3000 Jahre Garantie
Decker Pitter hat einen neuen Klöppel
Auch die dicksten Glocken halten nicht ewig: Am Dreikönigstag 2011 riss sich vor dem Hochamt der Klöppel der St. Petersglocke ("Decke Pitter") im Kölner Dom aus seiner Verankerung und schlug im Glockenstuhl auf. Seitdem blieb die größte freischwingende Glocke der Welt stumm. Doch die Kölner können Aufatmen: Am Freitagvormittag wurde ein neuer Klöppel in den Glockenstuhl gezogen. Die Glocke soll schon bald wieder zu hören sein.
Video: Dicker Pitter bekommt seinen Klöppel wieder
Zahlreiche Schaulustige versammelten sich im westlichen Hauptschiff des Doms, um zu sehen, wie der 600 Kilogramm schwere und 3,20 Meter lange neue Klöppel an einem Stahlseil durch die Gewölbeöffnung in rund 40 Metern Höhe gezogen wurde. Das ist nur ein kurzes Stück auf einer langen Reise: Der Stahlklöppel wurde von der Edelstahl Rosswag GmbH in Baden-Württemberg geschmiedet, anschließend von Royal Eijsbouts in Asten (Niederlande) in seine Fassung montiert und kostenlos von der UTi Deutschland GmbH nach Köln transportiert.Rostige Patina
Rostfrei ist der neue Klöppel allerdings nicht: "Der Klöppel ist aus Stahl, aber nicht aus Edelstahl", erklärte Dombaumeisterin Prof. Dr. Barbara Schock-Werner. Der neue Klöppel solle ruhig eine rostige Patina erhalten, damit er besser zur Glocke passt. "Wenn genug Flugrost drauf ist, wird er dann versiegelt", so die Dombaumeisterin.
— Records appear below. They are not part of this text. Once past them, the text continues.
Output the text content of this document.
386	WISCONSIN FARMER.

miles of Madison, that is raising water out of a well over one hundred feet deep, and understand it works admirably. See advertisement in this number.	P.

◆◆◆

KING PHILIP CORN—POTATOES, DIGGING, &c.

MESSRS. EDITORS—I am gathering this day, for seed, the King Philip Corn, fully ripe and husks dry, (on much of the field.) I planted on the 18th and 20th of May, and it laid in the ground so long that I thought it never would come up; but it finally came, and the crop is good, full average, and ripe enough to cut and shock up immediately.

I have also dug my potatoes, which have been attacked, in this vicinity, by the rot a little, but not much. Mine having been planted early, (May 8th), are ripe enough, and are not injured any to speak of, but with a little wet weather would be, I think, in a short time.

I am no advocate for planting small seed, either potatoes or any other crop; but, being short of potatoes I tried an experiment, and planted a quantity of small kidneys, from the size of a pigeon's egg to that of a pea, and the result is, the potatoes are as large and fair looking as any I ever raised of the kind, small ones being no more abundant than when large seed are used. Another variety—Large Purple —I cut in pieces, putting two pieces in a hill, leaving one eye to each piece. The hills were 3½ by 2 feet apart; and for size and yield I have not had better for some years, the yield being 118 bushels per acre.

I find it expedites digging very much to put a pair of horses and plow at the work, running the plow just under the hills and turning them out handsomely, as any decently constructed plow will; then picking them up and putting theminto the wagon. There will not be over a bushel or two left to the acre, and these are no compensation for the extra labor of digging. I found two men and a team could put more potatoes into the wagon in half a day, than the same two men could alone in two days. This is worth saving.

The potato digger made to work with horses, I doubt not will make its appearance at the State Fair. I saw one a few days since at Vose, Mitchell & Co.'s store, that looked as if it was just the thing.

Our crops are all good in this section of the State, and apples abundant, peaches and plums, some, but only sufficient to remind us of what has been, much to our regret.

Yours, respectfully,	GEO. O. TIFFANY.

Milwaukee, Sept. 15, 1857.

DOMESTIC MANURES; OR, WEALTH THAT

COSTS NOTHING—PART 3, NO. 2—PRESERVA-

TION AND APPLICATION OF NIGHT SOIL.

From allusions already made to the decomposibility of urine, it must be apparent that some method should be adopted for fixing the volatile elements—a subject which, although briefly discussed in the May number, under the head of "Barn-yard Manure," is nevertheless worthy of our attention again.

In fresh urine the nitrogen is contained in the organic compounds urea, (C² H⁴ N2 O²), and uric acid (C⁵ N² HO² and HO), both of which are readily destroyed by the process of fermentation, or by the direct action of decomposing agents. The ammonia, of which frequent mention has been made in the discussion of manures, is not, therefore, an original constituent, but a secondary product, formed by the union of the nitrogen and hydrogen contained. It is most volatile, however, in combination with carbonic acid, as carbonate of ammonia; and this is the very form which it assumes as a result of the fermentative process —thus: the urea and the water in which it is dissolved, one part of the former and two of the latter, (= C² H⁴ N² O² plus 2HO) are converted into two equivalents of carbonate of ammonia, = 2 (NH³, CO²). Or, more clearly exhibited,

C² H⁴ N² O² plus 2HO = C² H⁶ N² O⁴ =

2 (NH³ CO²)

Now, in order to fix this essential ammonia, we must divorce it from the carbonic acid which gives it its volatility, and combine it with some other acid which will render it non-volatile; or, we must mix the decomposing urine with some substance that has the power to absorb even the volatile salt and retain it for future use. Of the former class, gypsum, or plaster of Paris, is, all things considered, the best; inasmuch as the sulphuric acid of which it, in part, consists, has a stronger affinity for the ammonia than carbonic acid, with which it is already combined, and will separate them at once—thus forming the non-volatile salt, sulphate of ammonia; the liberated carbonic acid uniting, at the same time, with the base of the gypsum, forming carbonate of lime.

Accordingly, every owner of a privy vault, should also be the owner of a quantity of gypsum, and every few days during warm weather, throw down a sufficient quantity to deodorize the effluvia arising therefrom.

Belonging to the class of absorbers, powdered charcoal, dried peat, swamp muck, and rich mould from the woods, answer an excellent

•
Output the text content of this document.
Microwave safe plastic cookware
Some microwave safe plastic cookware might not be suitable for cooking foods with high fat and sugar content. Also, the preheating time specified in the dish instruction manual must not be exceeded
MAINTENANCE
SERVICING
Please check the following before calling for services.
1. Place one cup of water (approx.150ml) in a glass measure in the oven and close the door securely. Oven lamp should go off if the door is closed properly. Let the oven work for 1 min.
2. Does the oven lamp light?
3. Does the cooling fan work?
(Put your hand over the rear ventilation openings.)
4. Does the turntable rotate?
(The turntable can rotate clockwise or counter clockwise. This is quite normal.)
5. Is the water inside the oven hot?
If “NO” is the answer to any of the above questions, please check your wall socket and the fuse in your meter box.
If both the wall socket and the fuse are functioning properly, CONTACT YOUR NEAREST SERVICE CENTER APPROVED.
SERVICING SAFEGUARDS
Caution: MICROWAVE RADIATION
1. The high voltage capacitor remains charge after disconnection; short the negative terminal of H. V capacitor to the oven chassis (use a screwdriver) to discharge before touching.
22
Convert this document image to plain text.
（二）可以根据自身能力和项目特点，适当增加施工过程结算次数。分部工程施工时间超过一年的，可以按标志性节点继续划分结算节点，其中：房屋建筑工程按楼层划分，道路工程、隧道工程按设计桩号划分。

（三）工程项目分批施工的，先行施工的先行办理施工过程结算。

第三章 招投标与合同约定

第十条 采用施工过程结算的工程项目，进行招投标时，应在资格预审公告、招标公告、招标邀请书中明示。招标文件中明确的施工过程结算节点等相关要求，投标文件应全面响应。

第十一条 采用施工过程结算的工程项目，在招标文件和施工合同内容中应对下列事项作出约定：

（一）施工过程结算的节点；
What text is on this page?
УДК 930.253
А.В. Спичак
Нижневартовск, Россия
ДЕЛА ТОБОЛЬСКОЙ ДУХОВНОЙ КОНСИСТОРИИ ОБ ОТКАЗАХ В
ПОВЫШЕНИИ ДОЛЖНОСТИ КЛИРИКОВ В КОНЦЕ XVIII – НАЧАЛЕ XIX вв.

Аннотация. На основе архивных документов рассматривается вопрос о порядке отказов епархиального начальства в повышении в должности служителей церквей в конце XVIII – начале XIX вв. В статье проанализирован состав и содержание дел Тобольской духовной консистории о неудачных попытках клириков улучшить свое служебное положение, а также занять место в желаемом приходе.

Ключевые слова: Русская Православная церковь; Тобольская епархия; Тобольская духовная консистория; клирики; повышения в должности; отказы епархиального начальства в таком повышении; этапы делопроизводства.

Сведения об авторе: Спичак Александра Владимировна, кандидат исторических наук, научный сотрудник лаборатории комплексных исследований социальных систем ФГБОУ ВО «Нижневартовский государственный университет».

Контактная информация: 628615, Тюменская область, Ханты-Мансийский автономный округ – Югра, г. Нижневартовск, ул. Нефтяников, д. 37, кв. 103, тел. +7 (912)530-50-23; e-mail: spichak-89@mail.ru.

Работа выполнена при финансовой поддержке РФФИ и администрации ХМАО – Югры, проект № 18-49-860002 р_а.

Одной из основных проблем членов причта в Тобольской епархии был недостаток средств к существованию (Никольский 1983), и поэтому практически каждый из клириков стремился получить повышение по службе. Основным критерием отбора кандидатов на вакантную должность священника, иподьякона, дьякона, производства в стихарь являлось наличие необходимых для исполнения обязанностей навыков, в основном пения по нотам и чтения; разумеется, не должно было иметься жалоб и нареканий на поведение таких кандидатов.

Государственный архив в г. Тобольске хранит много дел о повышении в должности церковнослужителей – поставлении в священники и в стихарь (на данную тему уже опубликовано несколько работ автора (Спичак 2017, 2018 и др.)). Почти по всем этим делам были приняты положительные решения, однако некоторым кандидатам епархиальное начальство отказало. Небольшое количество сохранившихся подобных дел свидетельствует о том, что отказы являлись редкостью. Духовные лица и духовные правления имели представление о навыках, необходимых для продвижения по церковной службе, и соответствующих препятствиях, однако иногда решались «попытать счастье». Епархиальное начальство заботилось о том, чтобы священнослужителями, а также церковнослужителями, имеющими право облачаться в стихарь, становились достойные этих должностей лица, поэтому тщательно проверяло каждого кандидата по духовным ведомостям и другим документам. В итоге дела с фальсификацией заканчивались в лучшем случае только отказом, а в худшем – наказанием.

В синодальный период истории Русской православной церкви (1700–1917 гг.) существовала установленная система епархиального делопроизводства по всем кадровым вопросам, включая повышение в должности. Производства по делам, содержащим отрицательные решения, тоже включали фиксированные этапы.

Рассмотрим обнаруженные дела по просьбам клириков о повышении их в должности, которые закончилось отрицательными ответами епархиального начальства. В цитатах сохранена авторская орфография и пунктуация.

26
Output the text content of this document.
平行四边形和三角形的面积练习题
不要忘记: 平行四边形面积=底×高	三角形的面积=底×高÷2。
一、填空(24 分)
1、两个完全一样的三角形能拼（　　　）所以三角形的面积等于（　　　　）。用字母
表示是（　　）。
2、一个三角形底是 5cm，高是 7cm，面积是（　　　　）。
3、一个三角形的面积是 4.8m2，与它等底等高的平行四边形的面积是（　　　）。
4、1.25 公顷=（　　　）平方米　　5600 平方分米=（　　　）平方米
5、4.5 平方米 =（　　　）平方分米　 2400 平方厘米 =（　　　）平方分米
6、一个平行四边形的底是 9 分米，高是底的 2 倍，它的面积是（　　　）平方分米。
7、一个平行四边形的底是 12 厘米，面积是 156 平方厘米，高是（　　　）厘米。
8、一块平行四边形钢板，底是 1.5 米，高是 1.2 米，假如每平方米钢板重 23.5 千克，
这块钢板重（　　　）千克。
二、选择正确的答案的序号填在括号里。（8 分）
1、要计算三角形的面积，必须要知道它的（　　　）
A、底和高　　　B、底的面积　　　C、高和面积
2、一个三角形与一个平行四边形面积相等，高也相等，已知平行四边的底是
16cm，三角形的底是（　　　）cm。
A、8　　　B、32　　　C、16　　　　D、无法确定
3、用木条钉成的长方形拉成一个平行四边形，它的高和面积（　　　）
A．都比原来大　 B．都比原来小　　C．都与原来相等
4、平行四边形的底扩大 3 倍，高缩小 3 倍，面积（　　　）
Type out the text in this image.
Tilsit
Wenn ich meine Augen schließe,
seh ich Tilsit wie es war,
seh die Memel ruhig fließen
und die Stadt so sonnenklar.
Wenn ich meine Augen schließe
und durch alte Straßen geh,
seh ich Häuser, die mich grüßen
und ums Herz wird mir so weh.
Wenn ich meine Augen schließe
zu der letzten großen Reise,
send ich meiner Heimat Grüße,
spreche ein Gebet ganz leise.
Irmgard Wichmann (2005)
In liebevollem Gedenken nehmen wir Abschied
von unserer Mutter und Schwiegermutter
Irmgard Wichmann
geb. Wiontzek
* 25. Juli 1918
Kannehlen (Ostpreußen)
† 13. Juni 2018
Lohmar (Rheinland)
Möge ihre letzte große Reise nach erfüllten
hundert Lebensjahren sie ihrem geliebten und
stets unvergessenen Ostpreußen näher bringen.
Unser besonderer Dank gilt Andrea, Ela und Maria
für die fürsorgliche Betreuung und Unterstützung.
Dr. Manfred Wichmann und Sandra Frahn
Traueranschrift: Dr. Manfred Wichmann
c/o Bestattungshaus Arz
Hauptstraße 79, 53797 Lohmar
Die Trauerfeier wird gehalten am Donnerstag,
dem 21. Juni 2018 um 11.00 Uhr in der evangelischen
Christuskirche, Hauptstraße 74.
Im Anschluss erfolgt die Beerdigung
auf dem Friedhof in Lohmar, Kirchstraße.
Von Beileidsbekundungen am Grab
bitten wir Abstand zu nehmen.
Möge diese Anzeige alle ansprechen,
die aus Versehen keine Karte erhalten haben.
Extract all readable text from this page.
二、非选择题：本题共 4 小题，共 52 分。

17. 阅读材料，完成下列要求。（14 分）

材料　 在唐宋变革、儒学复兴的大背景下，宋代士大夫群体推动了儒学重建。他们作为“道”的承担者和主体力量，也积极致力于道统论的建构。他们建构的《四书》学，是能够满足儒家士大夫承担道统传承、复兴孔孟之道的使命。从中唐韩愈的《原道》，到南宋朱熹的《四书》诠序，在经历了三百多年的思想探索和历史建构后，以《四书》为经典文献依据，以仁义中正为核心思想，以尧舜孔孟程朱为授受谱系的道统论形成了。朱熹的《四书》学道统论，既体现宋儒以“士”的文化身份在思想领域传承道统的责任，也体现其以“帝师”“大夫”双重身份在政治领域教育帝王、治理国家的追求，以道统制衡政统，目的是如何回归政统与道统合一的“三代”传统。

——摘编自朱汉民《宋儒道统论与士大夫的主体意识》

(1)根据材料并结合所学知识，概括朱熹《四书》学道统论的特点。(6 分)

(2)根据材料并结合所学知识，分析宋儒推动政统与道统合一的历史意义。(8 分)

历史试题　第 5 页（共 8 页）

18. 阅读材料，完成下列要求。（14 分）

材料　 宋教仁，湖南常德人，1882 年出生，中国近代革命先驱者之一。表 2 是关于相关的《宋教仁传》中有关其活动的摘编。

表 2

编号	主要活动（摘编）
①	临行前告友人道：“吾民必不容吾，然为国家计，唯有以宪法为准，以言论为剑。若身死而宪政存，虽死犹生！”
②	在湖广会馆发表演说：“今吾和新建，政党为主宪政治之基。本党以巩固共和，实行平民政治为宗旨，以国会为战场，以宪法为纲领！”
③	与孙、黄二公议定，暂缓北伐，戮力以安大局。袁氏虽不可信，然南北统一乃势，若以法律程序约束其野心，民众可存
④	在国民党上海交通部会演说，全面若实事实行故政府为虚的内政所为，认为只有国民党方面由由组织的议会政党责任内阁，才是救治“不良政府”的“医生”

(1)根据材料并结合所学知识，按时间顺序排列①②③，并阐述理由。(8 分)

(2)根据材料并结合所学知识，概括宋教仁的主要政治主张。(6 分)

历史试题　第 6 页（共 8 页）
Diese Versiegelung ist auch dringend nötig: "Der Glockenstuhl kann ganz schön feucht werden – bei schnellen Wetterwechseln tropft da das Kondenswasser von den Wänden."
Neben dem neuen Klöppel erhält die Glocke auch einen neuen Glockenantrieb von der Herforder Elektromotorenwerke GmbH. Die Kölner können sich freuen: Während der Montage und Justierung zwischen dem 2. und 7. Dezember wird die Glocke immer wieder angeschlagen, um Befestigung und Ton zu überprüfen.
3.000 Jahre Garantie
Seit seiner Weihung Ende 1924 leistete der Decke Pitter 86 Jahre gute Dienste, läutete zuverlässig zu hohen kirchlichen Feiertagen und bei besonderen Ereignissen. Er zählt jedoch nicht zum Standardgeläut des Kölner Doms, sondern ist eben diesen Sondereinsätzen vorbehalten. Am Dreikönigstag 2011, kurz vor dem Hochamt, löste sich der alte, rund 800 Kilogramm schwere Klöppel aus seiner Verankerung und schlug im Glockenstuhl auf. Wie Untersuchungen der Fachhochschule Kempten offenbarten, war der ursprüungliche Klöppel zu groß und schwer konstruiert. Der neue soll jetzt länger halten: Er wird mit einer Garantie von 3.000 Jahren geliefert. (cr)
(Erstellt am 2. Dezember 2011 - 12:31 Uhr; aktualisiert 2. Dezember 2011 - 16:20 Uhr)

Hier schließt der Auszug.